Page MenuHomePhabricator

Agree on a repository structure for Airflow-related code
Closed, DuplicatePublic

Description

To be able to start writing Airflow code, we need to define a repository structure for our related code.
Let's discuss in this task, and come to an agreement :-)

Event Timeline

Option 1: Single repository

Put all code in the same repository, organized in high-level folders including:

  • Shared code (DAG templates, custom operators, common defaults, etc.)
  • Code specific to team A
  • Code specific to team B
  • ...
  • Code specific to team N
  • Others (scripts, config, CI, license, readme, etc.)

PROS

  • Having a single repository is easier and faster to configure and get working.
  • The repository could include a set of scripts that quickly spin up a development environment that one can use i.e. in a stats machine. That would be usable consistently by all teams and we all could contribute to improve it.
  • Having one single repository for teams code helps setting a standard for coding (syntax and folder structure) and best practices across teams.
  • Having one single repository for teams code makes changes/features/ideas from other teams more visible and easier to reuse; Also helps newcomers have plenty examples to base their new code on.

CONS

  • We might have shared code versioning problems. If a team modifies a shared feature, it can affect the development/deployment pipeline of other teams.

Option 2: Common repository + Shared library repository

Have 2 repositories: The common repository, organized in high-level folders per team, including:

  • Code specific to team A
  • Code specific to team B
  • ...
  • Code specific to team N
  • Others (scripts, config, CI, license, readme, etc.)

And the shared library repository, including:

  • Shared code (DAG templates, custom operators, common defaults, etc.)
  • Others (scripts, config, CI, license, readme, etc.)

PROS

  • The common teams repository could include a set of scripts that quickly spin up a development environment that one can use i.e. in a stats machine.

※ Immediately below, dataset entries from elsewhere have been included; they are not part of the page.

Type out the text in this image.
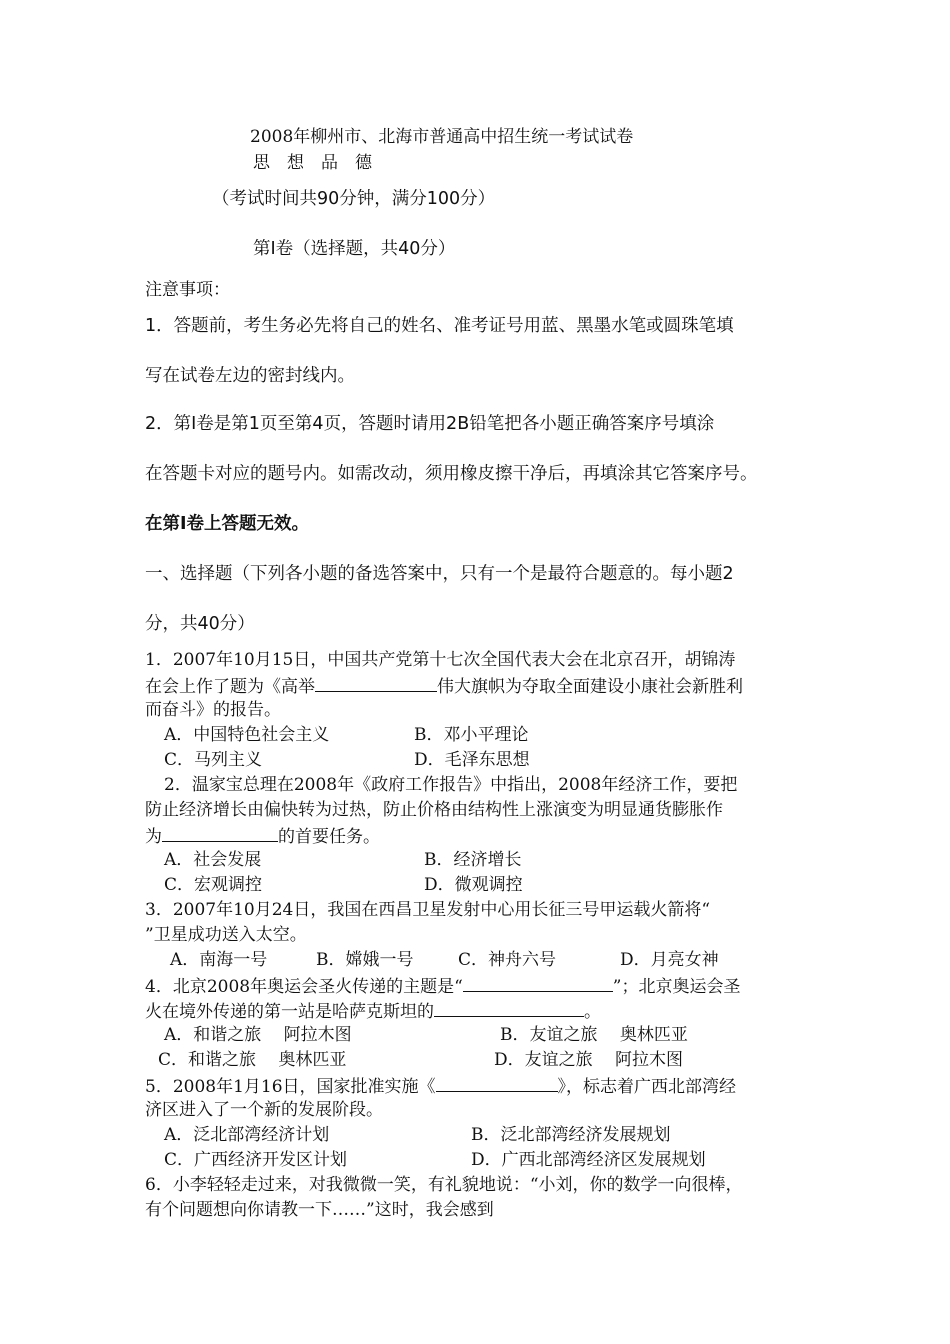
2008年柳州市、北海市普通高中招生统一考试试卷
思　想　品　德
（考试时间共90分钟，满分100分）
第Ⅰ卷（选择题，共40分）
注意事项：
1．答题前，考生务必先将自己的姓名、准考证号用蓝、黑墨水笔或圆珠笔填
写在试卷左边的密封线内。
2．第Ⅰ卷是第1页至第4页，答题时请用2B铅笔把各小题正确答案序号填涂
在答题卡对应的题号内。如需改动，须用橡皮擦干净后，再填涂其它答案序号。
在第Ⅰ卷上答题无效。
一、选择题（下列各小题的备选答案中，只有一个是最符合题意的。每小题2
分，共40分）
1．2007年10月15日，中国共产党第十七次全国代表大会在北京召开，胡锦涛
在会上作了题为《高举	伟大旗帜为夺取全面建设小康社会新胜利
而奋斗》的报告。
A．中国特色社会主义	B．邓小平理论
C．马列主义	D．毛泽东思想
2．温家宝总理在2008年《政府工作报告》中指出，2008年经济工作，要把
防止经济增长由偏快转为过热，防止价格由结构性上涨演变为明显通货膨胀作
为	的首要任务。
A．社会发展	B．经济增长
C．宏观调控	D．微观调控
3．2007年10月24日，我国在西昌卫星发射中心用长征三号甲运载火箭将“
”卫星成功送入太空。
A．南海一号	B．嫦娥一号	C．神舟六号	D．月亮女神
4．北京2008年奥运会圣火传递的主题是“	”；北京奥运会圣
火在境外传递的第一站是哈萨克斯坦的	。
A．和谐之旅　 阿拉木图	B．友谊之旅　 奥林匹亚
C．和谐之旅　 奥林匹亚	D．友谊之旅　 阿拉木图
5．2008年1月16日，国家批准实施《	》，标志着广西北部湾经
济区进入了一个新的发展阶段。
A．泛北部湾经济计划	B．泛北部湾经济发展规划
C．广西经济开发区计划	D．广西北部湾经济区发展规划
6．小李轻轻走过来，对我微微一笑，有礼貌地说：“小刘，你的数学一向很棒，
有个问题想向你请教一下……”这时，我会感到
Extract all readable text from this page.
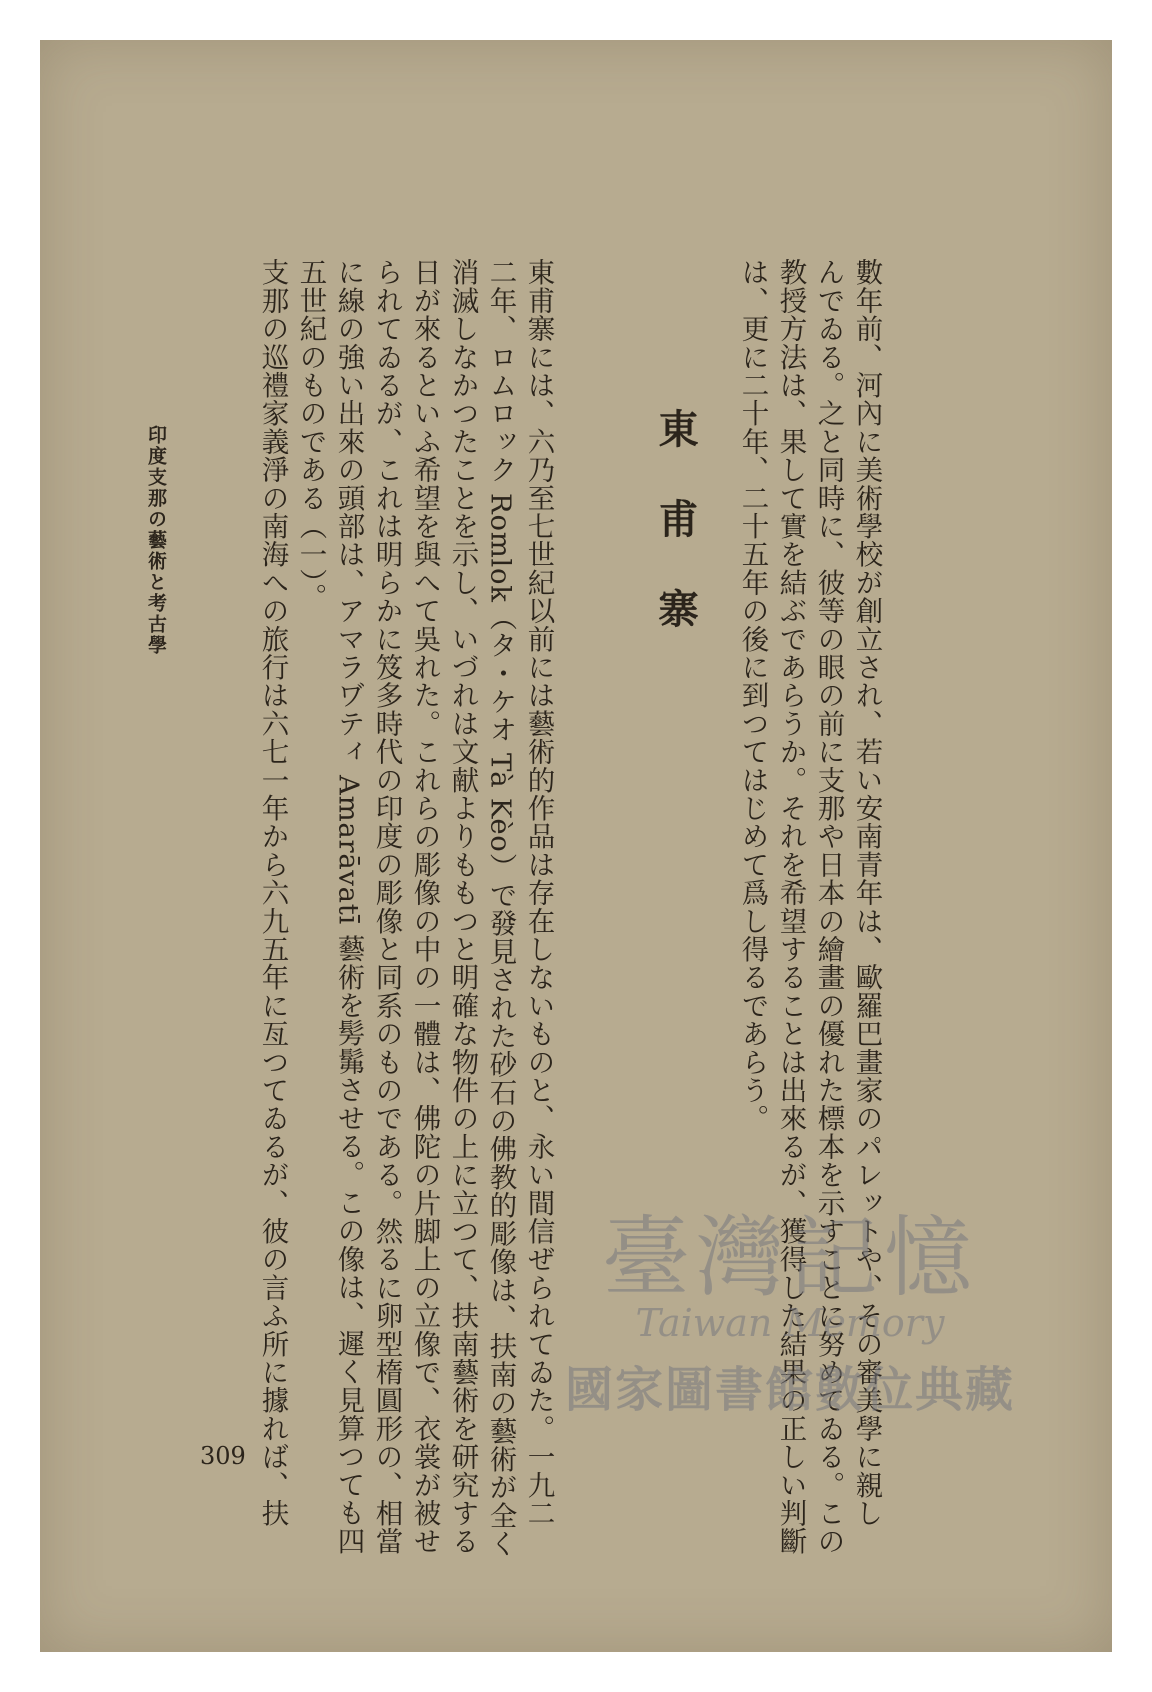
數年前、河內に美術學校が創立され、若い安南青年は、歐羅巴畫家のパレットや、その審美學に親し
んでゐる。之と同時に、彼等の眼の前に支那や日本の繪畫の優れた標本を示すことに努めてゐる。この
教授方法は、果して實を結ぶであらうか。それを希望することは出來るが、獲得した結果の正しい判斷
は、更に二十年、二十五年の後に到つてはじめて爲し得るであらう。
東甫寨
東甫寨には、六乃至七世紀以前には藝術的作品は存在しないものと、永い間信ぜられてゐた。一九二
二年、ロムロック Romlok（タ・ケオ Tà Kèo）で發見された砂石の佛教的彫像は、扶南の藝術が全く
消滅しなかつたことを示し、いづれは文献よりももつと明確な物件の上に立つて、扶南藝術を研究する
日が來るといふ希望を與へて吳れた。これらの彫像の中の一體は、佛陀の片脚上の立像で、衣裳が被せ
られてゐるが、これは明らかに笈多時代の印度の彫像と同系のものである。然るに卵型楕圓形の、相當
に線の強い出來の頭部は、アマラヷティ Amarāvatī 藝術を髣髴させる。この像は、遲く見算つても四
五世紀のものである（一）。
支那の巡禮家義淨の南海への旅行は六七一年から六九五年に亙つてゐるが、彼の言ふ所に據れば、扶
印度支那の藝術と考古學
309
臺灣記憶
Taiwan Memory
國家圖書館數位典藏
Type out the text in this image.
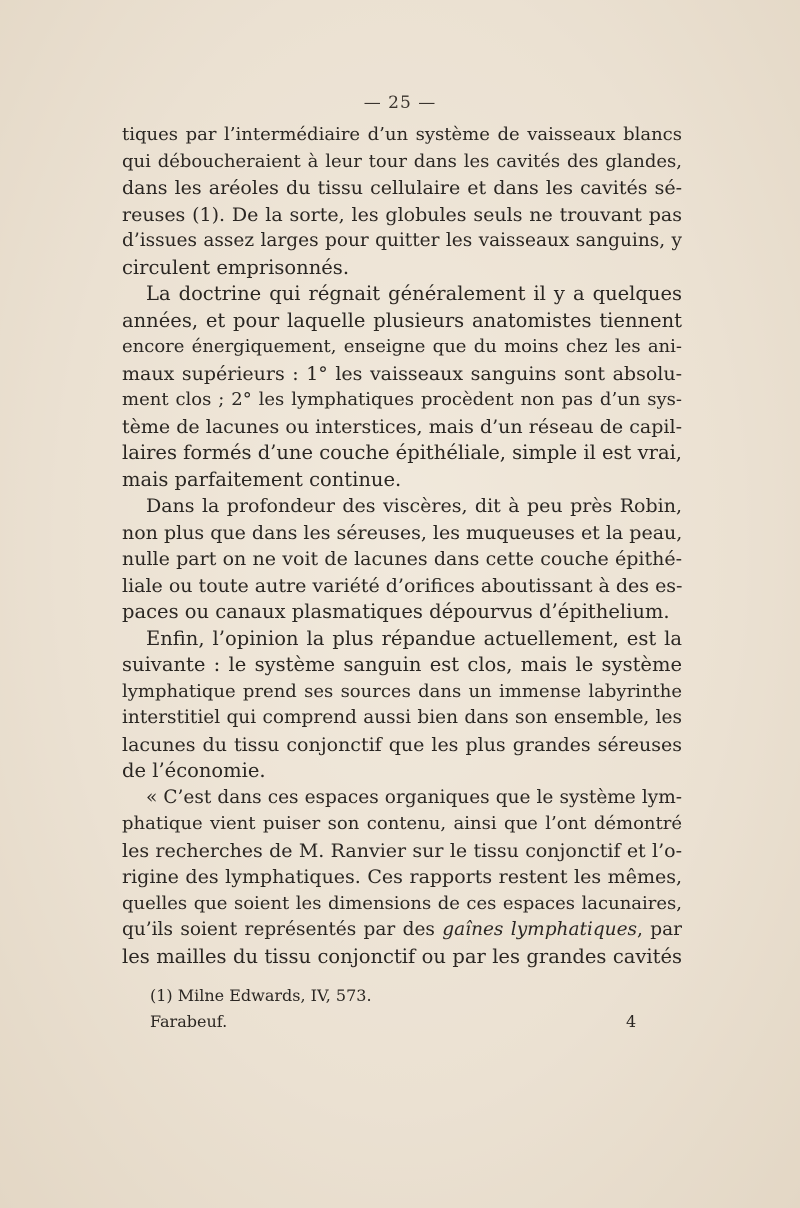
— 25 —
tiques par l’intermédiaire d’un système de vaisseaux blancs
qui déboucheraient à leur tour dans les cavités des glandes,
dans les aréoles du tissu cellulaire et dans les cavités sé-
reuses (1). De la sorte, les globules seuls ne trouvant pas
d’issues assez larges pour quitter les vaisseaux sanguins, y
circulent emprisonnés.
La doctrine qui régnait généralement il y a quelques
années, et pour laquelle plusieurs anatomistes tiennent
encore énergiquement, enseigne que du moins chez les ani-
maux supérieurs : 1° les vaisseaux sanguins sont absolu-
ment clos ; 2° les lymphatiques procèdent non pas d’un sys-
tème de lacunes ou interstices, mais d’un réseau de capil-
laires formés d’une couche épithéliale, simple il est vrai,
mais parfaitement continue.
Dans la profondeur des viscères, dit à peu près Robin,
non plus que dans les séreuses, les muqueuses et la peau,
nulle part on ne voit de lacunes dans cette couche épithé-
liale ou toute autre variété d’orifices aboutissant à des es-
paces ou canaux plasmatiques dépourvus d’épithelium.
Enfin, l’opinion la plus répandue actuellement, est la
suivante : le système sanguin est clos, mais le système
lymphatique prend ses sources dans un immense labyrinthe
interstitiel qui comprend aussi bien dans son ensemble, les
lacunes du tissu conjonctif que les plus grandes séreuses
de l’économie.
« C’est dans ces espaces organiques que le système lym-
phatique vient puiser son contenu, ainsi que l’ont démontré
les recherches de M. Ranvier sur le tissu conjonctif et l’o-
rigine des lymphatiques. Ces rapports restent les mêmes,
quelles que soient les dimensions de ces espaces lacunaires,
qu’ils soient représentés par des gaînes lymphatiques, par
les mailles du tissu conjonctif ou par les grandes cavités
(1) Milne Edwards, IV, 573.
Farabeuf.	4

That would be usable consistently by all teams and we all could contribute to improve it.
  • Having one single repository for teams code helps setting a standard for coding (syntax and folder structure) and best practices across teams.
  • Having one single repository for teams code makes changes/features/ideas from other teams more visible and easier to reuse; Also helps newcomers have plenty examples to base their new code on.
  • The separate shared library repository allows for shared code versioning. So that each team can develop and deploy at their own pace.

CONS

  • Configuring the 2 repositories is less straight forward than just 1 repository.
odimitrijevic triaged this task as High priority.
odimitrijevic moved this task from Incoming to Airflow on the Analytics board.

Hey @mforns thanks for starting this.

To keep complexity low to being with, I'd be keen to start with a monorepo like the pattern proposed in Option 1. IMHO it's easier to split things up, rather than consolidate them.

In practice I need to cut my teeth and understand the practical implications of the tradeoffs you highlighted. I don't have a clear model of boundaries between teams / workflows, and the way dags and deps could be vendored and deployed.

I'm toying around with this structure https://github.com/gmodena/wmf-platform-airflow-dags, that is inspired by best practices suggested by Astronomer (and other literature) but I would not take for granted that they can map directly to our use cases. It's a monorepo along the lines you highlighted in Option 1 and aims to follow the approach taken by Search & Discovery for deployment (scap).

Happy to write up some thoughts once I have some more hands on experience.

FWIW I found these references useful:

@gmodena thanks for chiming in!

To keep complexity low to being with, I'd be keen to start with a monorepo like the pattern proposed in Option 1. IMHO it's easier to split things up, rather than consolidate them.

Agree. And we Data Engineering also are leaning towards option 1.

In practice I need to cut my teeth and understand the practical implications of the tradeoffs you highlighted. I don't have a clear model of boundaries between teams / workflows, and the way dags and deps could be vendored and deployed.

Yes, as we're all starting with Airflow, it's difficult to figure out the best way from scratch. I think we'll learn things as we move forward.

Thanks for the references. I found the one about dag-factories very interesting :]

mostly echoing @gmodena - I'm in favor of option 1. The ML Team has also been working with a monorepo for Lift-Wing inference services (model servers, clients & config) which has allowed us to iterate quickly with low overhead while we get the project off the ground. We've tried to keep things modular in case we need to split the repo in the future, but so far things have been good for the past 6-8 months.

I also think having a single repo would assist in onboarding newcomers to Airflow and help reach consesus re: best practices etc.

Thanks @ACraze for your thoughts!
I think we people who spoke in this task have a common understanding and preference for option 1.
People I spoke outside the task, are also not opposed to the mono-repository.
I'd say, we can move forward with it.